Sejak saat itu dewi sering kali terbangun tengah malam, tak jarang pula dewi menyaksikan teman-teman ibu yang maen kerumah tengah malam pula. Orang-orangnya selalu berbeda ka, tidak berbadan gendut dan bermuka seram lagi. Ada yang ber jas dan sangat cantik ada pula yang berambut panjang dan berpakaian seadanya”
“ayahmu ke mana sayang?!”
“dewi tak tau ka.
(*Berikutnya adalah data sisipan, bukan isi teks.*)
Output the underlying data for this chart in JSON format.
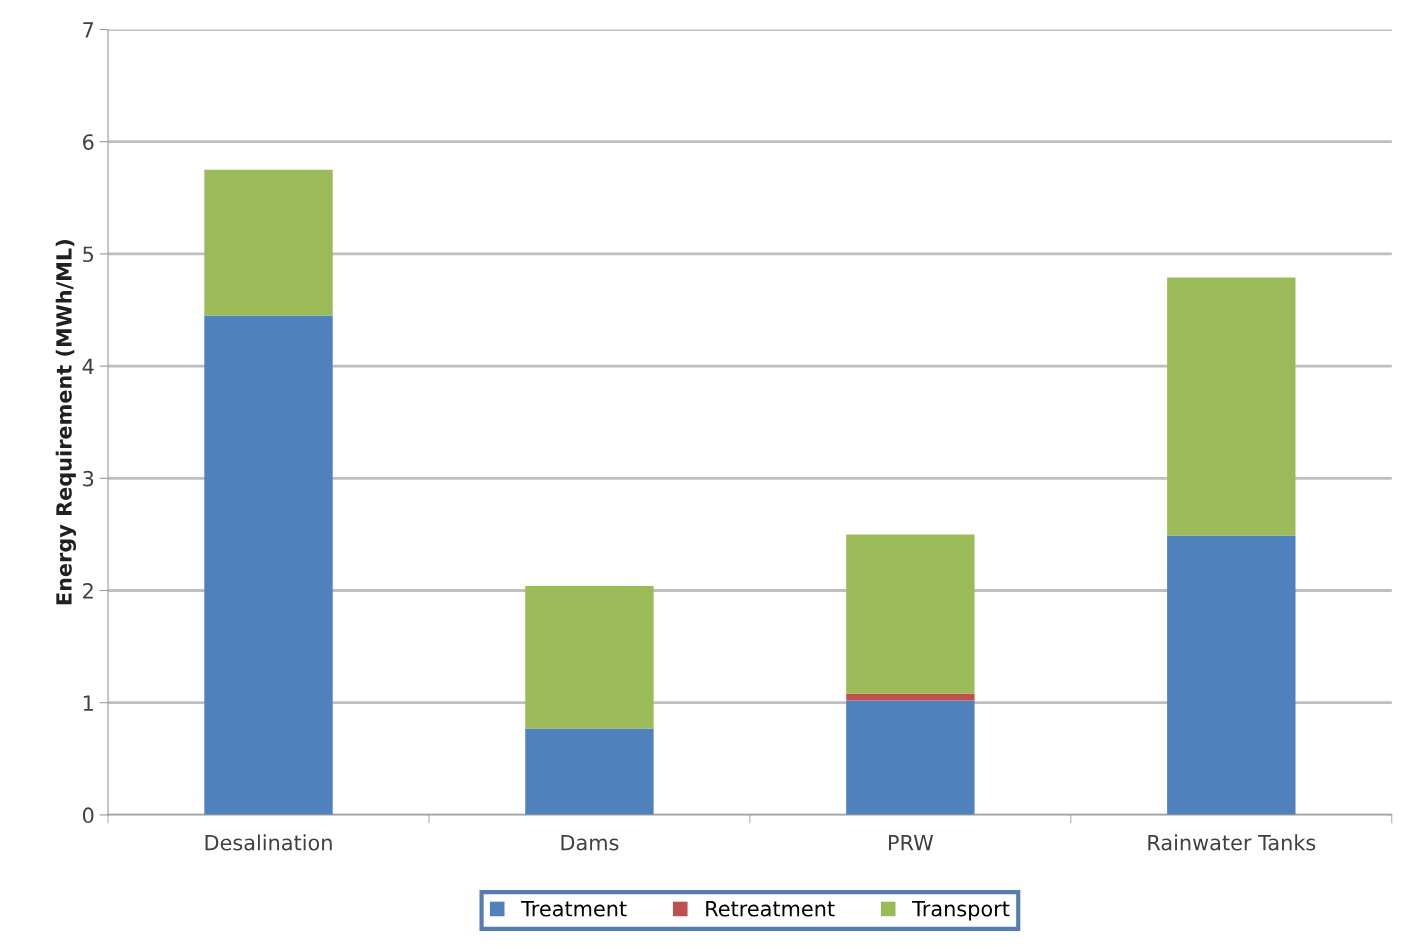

Sejak lahir dewi tak pernah pernah punya ayah, jika dewi tanyakan ke ibu. Ibu selalu memeluk dewi sambil menangis, dan berkata... kamu anak ibu dewi, kamu hanya anak ibu sayang. Mungkin karena dewi tak pernah punya ayah ka, jadi semua orang tak mau berteman dengan dewi ka”
“ibumu sangat sayang padamu dewi, ibumu sangat sayang...”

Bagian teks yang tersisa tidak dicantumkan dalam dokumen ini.